Simplicity Is Relative

Defining “simple” really depends on your target audience. What is simple to me might not be simple to my mother, or my friends. Also, when I create something, it’s always relatively “simple” to me, because I understand it inside and out. But to somebody who’s never seen it before, it might be very complicated.

This is why in VCI I put a big, obvious section of documentation near the top called “New To VCI?” And then it contains some simple, obvious steps to take. It’s written as if the reader knows nothing about VCI, because if you’re new to something, you probably don’t know anything about it.

I see way too many software projects mess this up. You go to read the documentation, and you’re presented with a huge mass of links and no direction. This is simple to the long-time developer of the project, because a page with lots of links lets that developer quickly go to the part they’re looking for. But for the new person, it’s complicated. On the other hand, for the long-time developer, adding a page with big, simple buttons and eliminating that list of links would add to the complexity of his task, because he’s just trying to find a very specific thing very fast in the documentation.

The only thing worse than complex documentation is no documentation, where you’re just expected to figure it out for yourself or “already know.” To the developer, the way his program works is obvious, but to the new user, it’s totally unknown.

With software, there are all sorts of different viewpoints. Just a few would be: Programmer, QA Engineer, Manager, Support Technician, User, Power User–to all of these people, “simple” will be different.

Context has a lot to do with this too. For example, in the context of a program, object-oriented architectures usually lead to simplicity, if done right.
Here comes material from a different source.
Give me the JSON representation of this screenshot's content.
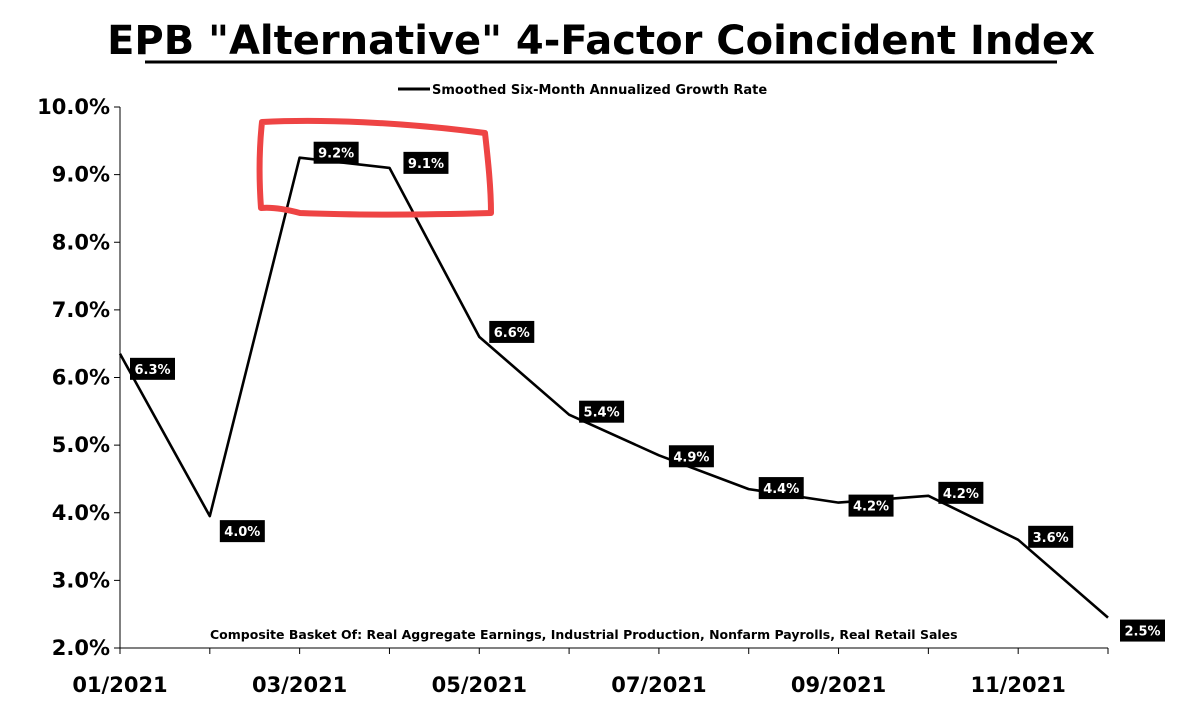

But imagine displaying that structure directly on a web page as the only interface to your program! That wouldn’t be that simple in that context, even if you were the developer!

You can be a little less bad than that, and still be complex. Some programmers design their user interfaces in a way that’s very closely tied to the backend architecture of the program. There’s three fields in the database, so they display three fields on the page, even if, for the user, one field containing three values would be simpler. This is “simple” to the developer, because (a) it’s easy to write and (b) it closely maps to how he or she imagines the program working internally. But when you go and try to actually use the program, it would be simpler for everybody if it was all just one field instead of three. (A classic example of this is how we display “status” and “resolution” as separate fields in Bugzilla’s user interface, when users couldn’t care less that they’re separate fields.)

Also, sometimes what seems complex is actually simple in the right context. On a billboard by the side of the road, a lot of explanatory text would be very complex! There’s just no time to read all that text, it would be stupid to put it there. But in a manual for a computer program, lots of text would probably be a lot simpler than just a one-sentence description of something. That’s why people don’t just write one-line blogs. It wouldn’t really be all that simple to just say something and then not give any description of it.

So…man! All these different viewpoints and contexts! Does this mean that simplicity is impossible, and that everything is hopeless? No! Not at all. 🙂 There are specific target audiences for everything, and the context of any indvidual thing you’re doing is usually pretty limited. The problem is always solvable. It’s just important to take these things into account, so that when your work comes out the other end and it’s actually being used by somebody, it really is simple for that person.

-Max

4 Comments

  1. Agreed! You make a lot of good points about how the needs for different users are different and what makes the interface simple for each is different. Well explained!

  2. “That’s why people don’t just write one-line blogs.”